Le cinéaste belge Lukas Dhont et son formidable acteur Victor Polster signent le portrait douloureux de Lara, née garçon et déterminée à devenir fille coûte que coûte. Le bouleversant « Girl » est porté par une interprétation remarquable doublée d’une mise en scène réaliste et millimétrée. Rencontre avec un réalisateur plus que prometteur.1
Quelle a été votre motivation première pour ce film?
Ce qui m’intéressait, avant tout, c’était de montrer des personnes qui ne sont pas dans les normes classiques du masculin et du féminin. Le cinéma est un moyen intéressant d’en parler. Depuis mes études de réalisation, je savais que j’aborderais ce sujet dans mon premier film! J’espère que Girl permettra de combattre les idées reçues. Chez les personnes dont le corps n’est pas conforme à leur identité, ce n’est pas un choix de vivre dans un tel mal-être.
Cette histoire vous a été soufflée par un article de journal, c’est bien ça?

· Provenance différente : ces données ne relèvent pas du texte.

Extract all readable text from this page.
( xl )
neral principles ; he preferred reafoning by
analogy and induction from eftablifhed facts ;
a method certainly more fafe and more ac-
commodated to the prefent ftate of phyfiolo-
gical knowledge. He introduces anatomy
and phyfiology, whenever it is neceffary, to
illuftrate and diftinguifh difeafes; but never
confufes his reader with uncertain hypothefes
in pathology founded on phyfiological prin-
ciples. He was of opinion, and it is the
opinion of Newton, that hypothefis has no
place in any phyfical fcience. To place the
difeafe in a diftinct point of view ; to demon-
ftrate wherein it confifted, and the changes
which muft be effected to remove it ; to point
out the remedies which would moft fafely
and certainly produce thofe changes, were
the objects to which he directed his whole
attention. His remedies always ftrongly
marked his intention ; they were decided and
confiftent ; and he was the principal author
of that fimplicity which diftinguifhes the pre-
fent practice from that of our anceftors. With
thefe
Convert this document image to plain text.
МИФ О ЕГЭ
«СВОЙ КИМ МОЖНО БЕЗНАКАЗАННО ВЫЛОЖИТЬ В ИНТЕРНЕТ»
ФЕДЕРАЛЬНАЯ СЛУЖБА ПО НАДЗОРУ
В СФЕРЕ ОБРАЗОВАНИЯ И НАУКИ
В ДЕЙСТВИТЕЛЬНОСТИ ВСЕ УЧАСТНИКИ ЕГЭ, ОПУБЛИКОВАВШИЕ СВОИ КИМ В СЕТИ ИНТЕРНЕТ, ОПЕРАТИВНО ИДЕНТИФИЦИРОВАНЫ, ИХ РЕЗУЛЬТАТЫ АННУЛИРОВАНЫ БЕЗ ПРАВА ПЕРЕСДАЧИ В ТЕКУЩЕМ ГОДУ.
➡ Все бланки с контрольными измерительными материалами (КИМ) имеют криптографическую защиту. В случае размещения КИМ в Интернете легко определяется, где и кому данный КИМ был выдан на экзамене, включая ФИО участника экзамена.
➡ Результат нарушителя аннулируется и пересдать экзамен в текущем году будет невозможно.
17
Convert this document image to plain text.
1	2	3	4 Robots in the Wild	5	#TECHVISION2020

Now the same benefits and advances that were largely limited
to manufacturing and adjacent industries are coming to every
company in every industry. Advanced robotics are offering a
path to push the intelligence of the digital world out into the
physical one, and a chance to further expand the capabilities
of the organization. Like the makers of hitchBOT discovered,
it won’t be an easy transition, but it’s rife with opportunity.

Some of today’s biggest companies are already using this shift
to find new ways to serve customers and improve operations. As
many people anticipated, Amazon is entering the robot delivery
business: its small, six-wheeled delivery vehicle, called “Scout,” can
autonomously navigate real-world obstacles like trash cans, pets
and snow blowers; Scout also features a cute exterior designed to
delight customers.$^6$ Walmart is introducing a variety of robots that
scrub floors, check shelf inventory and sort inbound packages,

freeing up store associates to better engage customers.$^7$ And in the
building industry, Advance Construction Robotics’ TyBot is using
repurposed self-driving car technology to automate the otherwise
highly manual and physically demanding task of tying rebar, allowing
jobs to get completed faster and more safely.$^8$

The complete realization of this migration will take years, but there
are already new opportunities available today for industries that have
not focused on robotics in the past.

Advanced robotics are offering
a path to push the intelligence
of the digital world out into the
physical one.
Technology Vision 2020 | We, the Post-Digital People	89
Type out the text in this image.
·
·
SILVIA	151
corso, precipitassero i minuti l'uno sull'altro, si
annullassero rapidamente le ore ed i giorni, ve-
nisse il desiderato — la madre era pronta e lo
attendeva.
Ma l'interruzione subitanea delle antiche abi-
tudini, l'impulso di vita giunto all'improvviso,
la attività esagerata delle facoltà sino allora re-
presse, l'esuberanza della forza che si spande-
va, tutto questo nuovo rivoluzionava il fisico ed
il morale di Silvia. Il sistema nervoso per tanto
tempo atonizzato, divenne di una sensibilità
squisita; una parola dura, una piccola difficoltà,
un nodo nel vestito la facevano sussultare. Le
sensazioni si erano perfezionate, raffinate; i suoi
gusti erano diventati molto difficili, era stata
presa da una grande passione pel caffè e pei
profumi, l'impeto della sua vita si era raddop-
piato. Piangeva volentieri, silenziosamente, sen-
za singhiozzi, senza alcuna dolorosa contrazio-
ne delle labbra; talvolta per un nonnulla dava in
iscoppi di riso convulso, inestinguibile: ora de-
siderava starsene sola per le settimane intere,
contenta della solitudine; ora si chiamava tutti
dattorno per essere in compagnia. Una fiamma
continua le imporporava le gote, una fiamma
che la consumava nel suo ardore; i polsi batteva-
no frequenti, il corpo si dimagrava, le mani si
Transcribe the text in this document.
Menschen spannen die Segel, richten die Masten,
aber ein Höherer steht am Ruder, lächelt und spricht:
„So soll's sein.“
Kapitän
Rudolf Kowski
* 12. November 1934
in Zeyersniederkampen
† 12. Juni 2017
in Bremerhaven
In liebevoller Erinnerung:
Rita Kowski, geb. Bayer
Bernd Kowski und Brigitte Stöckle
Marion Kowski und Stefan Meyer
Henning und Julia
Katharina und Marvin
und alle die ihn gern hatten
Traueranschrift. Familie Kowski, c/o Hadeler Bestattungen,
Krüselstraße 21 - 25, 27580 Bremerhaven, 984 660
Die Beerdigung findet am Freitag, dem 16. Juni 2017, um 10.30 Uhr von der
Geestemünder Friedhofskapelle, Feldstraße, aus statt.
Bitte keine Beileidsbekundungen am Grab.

En 2009, j’ai lu l’histoire d’une jeune fille de quinze ans qui voulait devenir danseuse étoile, mais qui était assignée à un corps de garçon. J’étais âgé de 18 ans et ma propre identité était assez difficile à vivre, la part de féminité en moi se révélait problématique. C’était une vraie source d’inspiration.
Outre la question délicate, et centrale, du changement de sexe, d’autres thèmes singularisent aussi votre film. Pourquoi?
Parce que le changement de sexe est un processus à multiples facettes. J’ai voulu montrer ça d’abord à travers l’empathie de la famille monoparentale à laquelle Lara appartient: son père est un véritable ange gardien. Ensuite par la danse classique, centre de la vie de l’adolescente. Le sexe estompé tant bien que mal par du ruban adhésif sous le justaucorps de ballerine… il en sort des images fortes qui font le bonheur du cinéaste que je suis, mais aussi un portrait très complet de mon personnage. Et, surtout, cela me permettait de pousser mon exploration plus loin…
C’est-à-dire?
Mon personnage, Lara, est en conflit avec son propre corps. Beaucoup de films avec des personnages homosexuels ou transgenres montrent avant tout les oppositions avec le monde autour d’eux. Je comprends cette façon de procéder, car c’est important de pointer que le monde extérieur peut se montrer très dur envers ces gens. Mais, moi, je voulais aussi inscrire mon personnage comme quelqu’un qui pouvait commettre des erreurs lui-même. Notamment dans sa passion très, voire trop, marquée pour la danse. Ou envers son entourage, pourtant très bienveillant avec lui.
Quelles questions se sont posées à vous au moment du casting? Pourquoi avoir finalement choisi Viktor, acteur cisgenre, et pas une fille transgenre, sujet dont parle le film?
D’abord, je voulais une jeune fille trans pour le rôle, en fait. Et j’ai parlé avec beaucoup d’entre elles pendant l’écriture. C’était très important pour moi de viser très juste dans la représentation de cette jeune fille, comme sur l’aspect médical. C’est à ce moment que j’ai senti que filmer des trans, à cet âge-là, pouvait s’avérer très compliqué. Parce qu’elles nourrissent une aversion pour leur corps. Et qu’un film, c’est un médium qui reste, qui aurait pu les poursuivre toute leur vie.
Vous avez donc changé d’avis à ce moment-là?
Oui! Je ne voulais pas prendre cette responsabilité. Il y avait trop de vulnérabilité dans l’air. Si j’avais rencontré une jeune trans, danseuse, qui m’avait dit tout de suite «Oui, je veux le faire!», et que j’avais senti qu’elle mesurait toutes les conséquences du rôle, à moyen et long termes, je n’aurais pas hésité. Mais cela ne s’est pas présenté. Le casting aura finalement été plus long que l’écriture. Et Victor [Polster] était parfait pour le rôle!
En quoi Victor vous a-t-il le plus impressionné?
Comme Lara, l’héroïne qu’il incarne, il a souffert pendant les scènes de ballet. Elle malmène son corps pour en extraire toute la beauté cachée, et il a fait de même! Il n’a pas «juste» joué, il est rentré dans la peau de Lara. C’était exactement cela que je voulais pour Girl.
1 Le film a remporté la prestigieuse Caméra d’or et trois autres récompenses au Festival de Cannes en mai dernier (et est en lice pour les European Film Awards, NDLR).